If you find the perfect home but you don’t like the color or condition of the carpet, for example, ask the seller to give you a carpeting allowance in your offer. Check with your lender before you write the offer to find out how to word a credit clause that is acceptable to the lender. You can ask for more than it will cost to repair or replace an item to cover your “hassle” factor. Many lenders let borrowers receive up to 6% of the sales price as a cash credit against closing costs.

5. Reduce Your Closing Costs

Depending on your local area, there may be fees associated with closing that are customarily paid by the buyer such as title insurance, property taxes, recording fees or escrow. In a buyers’ market, you can ask the seller to pay these costs. Typically, they can add up to one or two percent of the sales price and are often paid out-of-pocket by buyers. Ask us if these fees are negotiable. Then ask the seller to pay them.

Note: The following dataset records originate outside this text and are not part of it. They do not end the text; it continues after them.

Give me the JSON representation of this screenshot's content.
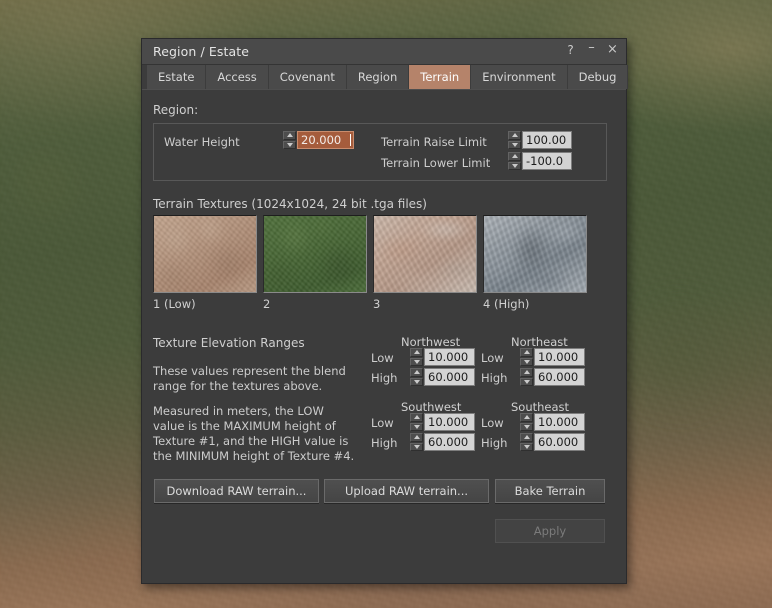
{
  "window": {
    "title": "Region / Estate",
    "controls": {
      "help": "?",
      "minimize": "–",
      "close": "×"
    }
  },
  "tabs": [
    {
      "label": "Estate",
      "active": false
    },
    {
      "label": "Access",
      "active": false
    },
    {
      "label": "Covenant",
      "active": false
    },
    {
      "label": "Region",
      "active": false
    },
    {
      "label": "Terrain",
      "active": true
    },
    {
      "label": "Environment",
      "active": false
    },
    {
      "label": "Debug",
      "active": false
    }
  ],
  "region_section": {
    "heading": "Region:",
    "water_height": {
      "label": "Water Height",
      "value": "20.000",
      "focused": true
    },
    "terrain_raise_limit": {
      "label": "Terrain Raise Limit",
      "value": "100.00"
    },
    "terrain_lower_limit": {
      "label": "Terrain Lower Limit",
      "value": "-100.0"
    }
  },
  "terrain_textures": {
    "heading": "Terrain Textures (1024x1024, 24 bit .tga files)",
    "swatches": [
      {
        "caption": "1 (Low)",
        "kind": "sand-texture"
      },
      {
        "caption": "2",
        "kind": "grass-texture"
      },
      {
        "caption": "3",
        "kind": "rock-texture"
      },
      {
        "caption": "4 (High)",
        "kind": "stone-texture"
      }
    ]
  },
  "elevation_ranges": {
    "heading": "Texture Elevation Ranges",
    "description_1": "These values represent the blend range for the textures above.",
    "description_2": "Measured in meters, the LOW value is the MAXIMUM height of Texture #1, and the HIGH value is the MINIMUM height of Texture #4.",
    "low_label": "Low",
    "high_label": "High",
    "quadrants": [
      {
        "name": "Northwest",
        "low": "10.000",
        "high": "60.000"
      },
      {
        "name": "Northeast",
        "low": "10.000",
        "high": "60.000"
      },
      {
        "name": "Southwest",
        "low": "10.000",
        "high": "60.000"
      },
      {
        "name": "Southeast",
        "low": "10.000",
        "high": "60.000"
      }
    ]
  },
  "buttons": {
    "download_raw": "Download RAW terrain...",
    "upload_raw": "Upload RAW terrain...",
    "bake_terrain": "Bake Terrain",
    "apply": "Apply",
    "apply_disabled": true
  },
  "colors": {
    "window_bg": "#3c3c3c",
    "titlebar_bg": "#4a4a4a",
    "tab_bg": "#4a4a4a",
    "tab_active_bg": "#b5836a",
    "field_bg": "#d3d3d3",
    "field_focused_bg": "#a55c3c",
    "text": "#d6d6d6"
  }
}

6. Renegotiate After Home Inspections

All buyers should obtain a home inspection. Most contracts give buyers the right to cancel a contract if the home inspection reveals repairs or defects that are unacceptable to a buyer. However, if the repairs are minor, you might want to renegotiate the sales price or ask for a credit against your closing costs. Caution: don’t ask for a price reduction if the repairs were evident when you first saw the home or the seller might not be willing to negotiate with you.

7. Request Extras

Sellers realize that in buyers’ markets, often they have to give a little something extra to the buyers to entice a sale. Don’t be afraid to ask for a home warranty plan that covers you in the event an appliance breaks down or the plumbing or heating malfunctions. Normally these plans protect you for one full year from the date of closing.

8. Ask for an Item You Don’t Want

Did you like the sellers’ dining room table? China cabinet? Fish tank? Ask for it in your offer and use it as a negotiating tool. Often this draws the sellers’ thoughts away from price and directs those thoughts toward the personal property. If the listing stated the washer and dryer are not included in the sales price, ask for them. If the sellers balk, then tell us to say, “OK, if we leave the washer & dryer, are you then ready to sign the offer?”

9. Shorten Acceptance Period

There often is no reason to give a seller more than 24 hours to make a decision about your offer. There are a lot more homes on the market and you deserve a fast answer.

Deciding How Much House You Can Afford

Your lender decides what you can borrow but you decide what you can afford.

Lenders are careful, but they make qualification decisions based on averages and formulas. They won’t understand the nuances of your lifestyle and spending patterns quite as well as you do. So, leave a little room for the unexpected, for all the new opportunities your home will give you to spend money, from furnishings, to landscaping, to repairs.

Historically, banks use a ratio called 28/36 to decide how much borrowers could borrow. An approved housing payment couldn’t be more than 28 percent of the buyer’s gross monthly income, and his or her total debt load, including car payments, student loans, and credit card payments, couldn’t be more than 36 percent. (In Canada lenders apply similar formulas to determine how much a buyer can afford. The Gross Debt Service ratio, or GDS, is not to exceed 32 percent of the buyer’s gross monthly income, and the Total Debt Service ratio, or TDS, is not to exceed 40 percent of the buyer’s total debt load.) As home prices have risen, some lenders have responded by stretching these ratios to as high as 50 percent. No matter how expensive your market though, we urge you to think carefully before stretching your budget quite so much.

Deciding how much you can afford should involve some careful attention to how your financial profile will change in the upcoming years. In the long run, your own peace of mind and security will matter most.